Friday, October 09, 2020

Harris and Pence Represent Two Different Americas
By Eric Levitz@EricLevitz 

VISION 2020 OCT. 7, 2020

There’s no red America and blue America — only the disunited states of Pence America and Harris America. Photo-Illustration: Megan Paetzhold. Photos: Getty Images


Four years ago, Donald Trump chose Mike Pence as his running mate because the formerly pro-choice libertine needed an ambassador to the Evangelical right.

Two months ago, Joe Biden chose Kamala Harris as his would-be veep because the old white male moderate from Scranton wanted to energize the (comparatively) young, diverse, college-educated liberals who provide his party with an outsize share of its small-dollar donations and phone-banking volunteers.

Ticket-balancing is not a new practice. But the polarization of America’s parties, combined with the peculiar and antithetical balancing needs of Biden and Trump, have brought us the most ideologically and culturally disparate pair of major-party vice-presidential nominees in U.S. history.

Harris is the child of a pair of immigrant academics, one an Indian American biologist, the other a Jamaican American Marxist economist. Pence is the son of Roman Catholic gas-station owners. Harris’s childhood was divided between Berkeley and Montreal. She attended a French-speaking primary school and historically Black university. Pence grew up in an Indiana town of 20,000 people before leaving for Hanover College, less than 60 miles away.

Both became attorneys animated by a will to political power. But for a man of Pence’s social conservatism and geographical roots, the path to such power ran through a conversion to Evangelical Protestantism and the hosting of a local right-wing talk-radio show. For Harris, it meant balancing San Franciscans’ public-safety concerns with their bleeding-heart liberalism. As their careers progressed — and their nation’s politics steadily polarized — the two came to represent evermore disparate constituencies.

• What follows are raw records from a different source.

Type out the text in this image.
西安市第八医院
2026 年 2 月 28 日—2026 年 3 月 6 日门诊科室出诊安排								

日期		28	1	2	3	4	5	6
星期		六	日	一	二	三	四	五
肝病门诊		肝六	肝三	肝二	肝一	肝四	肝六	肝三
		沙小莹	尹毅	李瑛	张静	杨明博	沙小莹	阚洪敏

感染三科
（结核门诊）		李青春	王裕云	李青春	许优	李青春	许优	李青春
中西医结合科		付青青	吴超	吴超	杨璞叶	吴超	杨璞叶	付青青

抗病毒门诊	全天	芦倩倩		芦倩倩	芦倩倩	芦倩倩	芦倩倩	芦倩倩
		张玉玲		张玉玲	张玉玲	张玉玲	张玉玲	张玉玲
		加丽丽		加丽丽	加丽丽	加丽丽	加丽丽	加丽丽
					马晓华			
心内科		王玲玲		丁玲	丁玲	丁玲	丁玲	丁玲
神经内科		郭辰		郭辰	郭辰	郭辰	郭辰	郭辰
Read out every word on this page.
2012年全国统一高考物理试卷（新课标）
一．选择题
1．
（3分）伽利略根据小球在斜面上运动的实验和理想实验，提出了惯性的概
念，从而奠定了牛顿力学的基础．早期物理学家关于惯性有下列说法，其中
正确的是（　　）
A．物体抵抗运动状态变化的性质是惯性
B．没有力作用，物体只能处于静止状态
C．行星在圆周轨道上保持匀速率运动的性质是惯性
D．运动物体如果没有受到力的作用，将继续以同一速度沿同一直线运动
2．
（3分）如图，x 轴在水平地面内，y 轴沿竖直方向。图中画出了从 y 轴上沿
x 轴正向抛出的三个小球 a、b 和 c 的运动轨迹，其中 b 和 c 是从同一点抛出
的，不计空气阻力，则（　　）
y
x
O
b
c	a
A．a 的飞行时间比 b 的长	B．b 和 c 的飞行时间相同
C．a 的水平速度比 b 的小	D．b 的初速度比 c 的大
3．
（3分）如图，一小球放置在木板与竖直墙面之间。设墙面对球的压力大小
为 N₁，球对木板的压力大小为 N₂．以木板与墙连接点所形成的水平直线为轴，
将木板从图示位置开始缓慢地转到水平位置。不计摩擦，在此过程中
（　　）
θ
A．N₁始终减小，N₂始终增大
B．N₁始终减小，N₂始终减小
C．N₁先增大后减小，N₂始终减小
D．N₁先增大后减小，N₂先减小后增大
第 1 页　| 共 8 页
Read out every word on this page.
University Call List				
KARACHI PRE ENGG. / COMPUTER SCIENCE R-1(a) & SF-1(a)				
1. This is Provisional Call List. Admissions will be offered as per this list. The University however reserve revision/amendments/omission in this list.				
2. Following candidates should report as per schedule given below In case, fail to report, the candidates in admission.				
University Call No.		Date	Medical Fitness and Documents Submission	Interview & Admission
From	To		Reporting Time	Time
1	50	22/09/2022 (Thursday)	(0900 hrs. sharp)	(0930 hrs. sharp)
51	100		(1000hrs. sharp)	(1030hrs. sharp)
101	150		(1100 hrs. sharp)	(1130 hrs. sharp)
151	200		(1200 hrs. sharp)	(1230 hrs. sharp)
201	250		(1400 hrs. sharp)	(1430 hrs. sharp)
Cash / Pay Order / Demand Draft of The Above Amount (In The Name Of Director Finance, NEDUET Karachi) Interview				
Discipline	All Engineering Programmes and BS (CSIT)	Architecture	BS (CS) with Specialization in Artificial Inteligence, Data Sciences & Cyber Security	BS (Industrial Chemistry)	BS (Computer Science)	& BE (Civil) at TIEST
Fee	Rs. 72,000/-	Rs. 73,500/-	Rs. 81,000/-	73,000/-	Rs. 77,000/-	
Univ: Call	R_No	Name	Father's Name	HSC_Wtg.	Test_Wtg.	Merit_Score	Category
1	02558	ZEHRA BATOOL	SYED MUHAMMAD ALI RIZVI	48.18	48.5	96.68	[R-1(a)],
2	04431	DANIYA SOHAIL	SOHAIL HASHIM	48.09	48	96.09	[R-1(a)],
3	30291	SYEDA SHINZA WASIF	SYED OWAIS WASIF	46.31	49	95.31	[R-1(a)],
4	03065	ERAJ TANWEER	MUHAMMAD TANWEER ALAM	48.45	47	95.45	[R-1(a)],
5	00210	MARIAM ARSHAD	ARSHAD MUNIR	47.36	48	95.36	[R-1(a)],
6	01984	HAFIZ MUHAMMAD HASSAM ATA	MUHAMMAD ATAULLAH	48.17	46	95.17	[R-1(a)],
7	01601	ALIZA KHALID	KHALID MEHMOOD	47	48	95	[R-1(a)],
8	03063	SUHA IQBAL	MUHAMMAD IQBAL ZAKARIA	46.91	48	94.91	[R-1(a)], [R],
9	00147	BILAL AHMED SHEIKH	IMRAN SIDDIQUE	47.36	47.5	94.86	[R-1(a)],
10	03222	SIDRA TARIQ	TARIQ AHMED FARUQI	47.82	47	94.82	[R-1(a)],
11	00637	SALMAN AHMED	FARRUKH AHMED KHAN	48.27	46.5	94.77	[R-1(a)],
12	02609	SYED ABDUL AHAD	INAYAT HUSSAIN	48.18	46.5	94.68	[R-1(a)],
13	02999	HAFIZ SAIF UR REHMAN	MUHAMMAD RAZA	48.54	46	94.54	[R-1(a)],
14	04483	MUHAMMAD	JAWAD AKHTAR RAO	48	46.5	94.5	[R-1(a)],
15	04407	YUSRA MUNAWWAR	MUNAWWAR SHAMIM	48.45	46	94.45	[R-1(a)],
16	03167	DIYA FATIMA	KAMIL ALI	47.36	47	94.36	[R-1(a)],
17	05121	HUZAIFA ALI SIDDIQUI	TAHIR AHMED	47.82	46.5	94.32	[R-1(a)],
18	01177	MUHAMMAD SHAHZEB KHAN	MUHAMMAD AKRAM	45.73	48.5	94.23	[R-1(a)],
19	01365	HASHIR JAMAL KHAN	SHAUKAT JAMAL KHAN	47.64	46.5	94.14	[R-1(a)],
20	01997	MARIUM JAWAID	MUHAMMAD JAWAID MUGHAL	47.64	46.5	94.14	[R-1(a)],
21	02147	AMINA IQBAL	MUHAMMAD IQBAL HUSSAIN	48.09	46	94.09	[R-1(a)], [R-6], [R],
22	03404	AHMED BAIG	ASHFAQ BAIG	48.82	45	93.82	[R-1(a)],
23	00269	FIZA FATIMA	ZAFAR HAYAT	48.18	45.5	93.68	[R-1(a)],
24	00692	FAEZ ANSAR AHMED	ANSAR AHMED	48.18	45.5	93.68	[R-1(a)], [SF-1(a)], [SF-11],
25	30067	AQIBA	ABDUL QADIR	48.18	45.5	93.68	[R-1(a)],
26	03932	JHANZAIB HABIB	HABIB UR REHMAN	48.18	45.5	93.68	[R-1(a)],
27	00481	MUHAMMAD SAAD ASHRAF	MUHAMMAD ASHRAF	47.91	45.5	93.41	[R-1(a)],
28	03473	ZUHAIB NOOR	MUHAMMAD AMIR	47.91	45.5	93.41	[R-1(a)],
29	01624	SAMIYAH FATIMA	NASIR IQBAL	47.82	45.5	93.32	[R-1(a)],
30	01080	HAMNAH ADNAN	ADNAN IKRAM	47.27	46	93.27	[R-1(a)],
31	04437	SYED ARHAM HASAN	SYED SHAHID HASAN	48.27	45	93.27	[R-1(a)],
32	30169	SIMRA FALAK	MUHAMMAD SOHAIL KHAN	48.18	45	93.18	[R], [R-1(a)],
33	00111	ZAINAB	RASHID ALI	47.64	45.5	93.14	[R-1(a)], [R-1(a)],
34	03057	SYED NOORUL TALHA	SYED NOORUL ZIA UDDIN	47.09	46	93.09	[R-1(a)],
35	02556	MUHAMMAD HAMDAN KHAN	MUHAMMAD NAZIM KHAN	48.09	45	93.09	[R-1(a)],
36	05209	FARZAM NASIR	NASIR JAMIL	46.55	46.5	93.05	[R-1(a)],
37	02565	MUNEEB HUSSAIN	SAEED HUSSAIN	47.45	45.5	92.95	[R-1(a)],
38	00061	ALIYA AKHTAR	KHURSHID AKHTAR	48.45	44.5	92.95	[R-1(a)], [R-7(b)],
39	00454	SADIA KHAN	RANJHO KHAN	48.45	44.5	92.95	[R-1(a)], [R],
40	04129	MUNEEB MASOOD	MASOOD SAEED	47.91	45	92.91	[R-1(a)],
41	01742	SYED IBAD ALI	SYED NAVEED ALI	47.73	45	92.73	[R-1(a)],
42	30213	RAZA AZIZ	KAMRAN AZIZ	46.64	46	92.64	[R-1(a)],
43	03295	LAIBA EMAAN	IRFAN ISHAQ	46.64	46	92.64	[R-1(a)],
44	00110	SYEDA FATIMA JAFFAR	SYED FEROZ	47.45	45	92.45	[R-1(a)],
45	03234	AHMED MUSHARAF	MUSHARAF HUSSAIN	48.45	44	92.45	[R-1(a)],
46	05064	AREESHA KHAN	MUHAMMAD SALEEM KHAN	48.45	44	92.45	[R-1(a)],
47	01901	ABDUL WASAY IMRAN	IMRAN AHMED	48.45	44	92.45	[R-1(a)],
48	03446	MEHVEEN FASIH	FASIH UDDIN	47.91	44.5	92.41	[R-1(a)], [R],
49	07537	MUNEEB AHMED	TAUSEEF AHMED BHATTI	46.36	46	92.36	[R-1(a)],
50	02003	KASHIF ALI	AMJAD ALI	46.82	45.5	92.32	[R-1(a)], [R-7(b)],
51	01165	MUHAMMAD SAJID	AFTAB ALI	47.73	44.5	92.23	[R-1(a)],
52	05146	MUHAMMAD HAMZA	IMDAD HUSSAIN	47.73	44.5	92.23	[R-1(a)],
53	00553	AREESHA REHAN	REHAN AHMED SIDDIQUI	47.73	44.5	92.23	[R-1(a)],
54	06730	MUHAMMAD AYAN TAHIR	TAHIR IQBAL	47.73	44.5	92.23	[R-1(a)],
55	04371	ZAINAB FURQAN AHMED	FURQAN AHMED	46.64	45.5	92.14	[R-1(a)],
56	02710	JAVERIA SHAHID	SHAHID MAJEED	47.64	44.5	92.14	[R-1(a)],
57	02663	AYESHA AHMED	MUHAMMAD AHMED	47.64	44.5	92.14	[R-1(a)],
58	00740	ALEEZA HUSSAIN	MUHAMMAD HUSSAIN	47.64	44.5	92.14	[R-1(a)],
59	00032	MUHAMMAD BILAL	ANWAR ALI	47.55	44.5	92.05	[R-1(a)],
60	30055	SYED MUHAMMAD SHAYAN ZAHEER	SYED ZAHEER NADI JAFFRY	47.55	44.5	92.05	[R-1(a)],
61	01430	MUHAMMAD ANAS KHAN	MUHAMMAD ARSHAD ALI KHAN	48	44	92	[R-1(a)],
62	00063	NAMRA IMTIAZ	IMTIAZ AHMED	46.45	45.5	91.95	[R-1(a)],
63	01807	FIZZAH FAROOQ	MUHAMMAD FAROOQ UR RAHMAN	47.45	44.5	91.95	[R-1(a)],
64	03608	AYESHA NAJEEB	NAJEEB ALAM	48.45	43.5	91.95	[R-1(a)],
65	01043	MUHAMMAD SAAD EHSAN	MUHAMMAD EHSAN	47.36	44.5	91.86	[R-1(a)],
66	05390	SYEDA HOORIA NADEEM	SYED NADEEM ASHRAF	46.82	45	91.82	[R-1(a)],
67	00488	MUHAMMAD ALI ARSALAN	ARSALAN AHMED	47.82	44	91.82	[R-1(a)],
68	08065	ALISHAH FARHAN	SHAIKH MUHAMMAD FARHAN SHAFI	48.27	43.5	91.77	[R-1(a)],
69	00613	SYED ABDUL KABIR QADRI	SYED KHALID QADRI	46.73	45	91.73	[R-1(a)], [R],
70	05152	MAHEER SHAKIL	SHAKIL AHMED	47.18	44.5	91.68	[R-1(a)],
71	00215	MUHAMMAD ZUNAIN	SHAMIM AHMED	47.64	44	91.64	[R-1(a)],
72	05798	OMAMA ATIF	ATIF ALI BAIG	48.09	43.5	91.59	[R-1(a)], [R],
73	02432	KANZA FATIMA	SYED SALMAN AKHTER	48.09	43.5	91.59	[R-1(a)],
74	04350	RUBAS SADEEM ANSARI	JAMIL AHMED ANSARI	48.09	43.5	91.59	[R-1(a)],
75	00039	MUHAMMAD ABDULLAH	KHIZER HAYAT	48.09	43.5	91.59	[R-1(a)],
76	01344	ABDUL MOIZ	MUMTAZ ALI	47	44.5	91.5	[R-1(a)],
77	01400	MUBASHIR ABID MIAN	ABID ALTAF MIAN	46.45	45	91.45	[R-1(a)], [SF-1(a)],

In CNN’s most recent national poll, Harris is 29 points more popular with college graduates than noncollege graduates, 65 points more popular with liberals than with moderates, 32 points more popular with women than men, and 27 points more popular with “people of color” than whites. Pence, meanwhile, is 24 points more popular with noncollege grads than college grads, 87 points more popular with conservatives than with moderates, 31 points more popular with men than with women, and 29 points more popular with whites than “people of color.” These splits make Pence and Harris an even more polarizing pair of figures than Trump and Biden, who both boast a bit more appeal among secular white working-class northerners than the median member of their parties.

The running mates’ respective die-hard fan bases are even more diametrically opposed than their sources of polling support. Pence’s place on the GOP ticket signals to white patriarchal Christians that the Trump administration will fight to preserve their embattled traditions and ethnocentric conception of American identity. Harris’s place on the Democratic ticket, by contrast, signals to liberal professionals and social-justice nonprofits that Biden will fight to erode traditional race- and gender-based hierarchies and fortify an ascendent, ecumenical, multiracial conception of Americanness. Beyond the culture war, as a California senator and presidential candidate, Harris paid tribute to the economic ambitions of various progressive groups and advocacy campaigns, while Pence’s fealty to the Koch Network has made him every bit as loyal a servant of Mammon as he is of (white right-wing) Christ.

In Salt Lake City Wednesday night, Harris and Pence will likely seek to spotlight the ways their disparate constituencies are out of sync with the median swing-state voter. Pence may needle Harris for supporting the decriminalization of illegal border-crossing, Hyde Amendment repeal, or the passage of the Green New Deal (defined, in this context, as a ban on fracking, beef, and airplanes). Harris will surely note Pence’s opposition to Roe v. Wade and universal health care, toxically unpopular stances that are newly salient amid the looming vote over Amy Coney Barrett’s confirmation to the Supreme Court.

The debate is certain to be more polite than last week’s meeting between Biden and Trump (whatever their differences, Pence and Harris are both disciplined professionals). But the division that these two figures represent (both politically and symbolically) in American life — between cosmopolitanism and provincialism, city and country, secularism and fundamentalism, feminist advance and patriarchal tradition, social justice and racial innocence — is starker than any their bosses collectively embody. Pence and Harris offer irreconcilable visions for America’s future. And that future will never be more than one actuarially plausible tragedy away.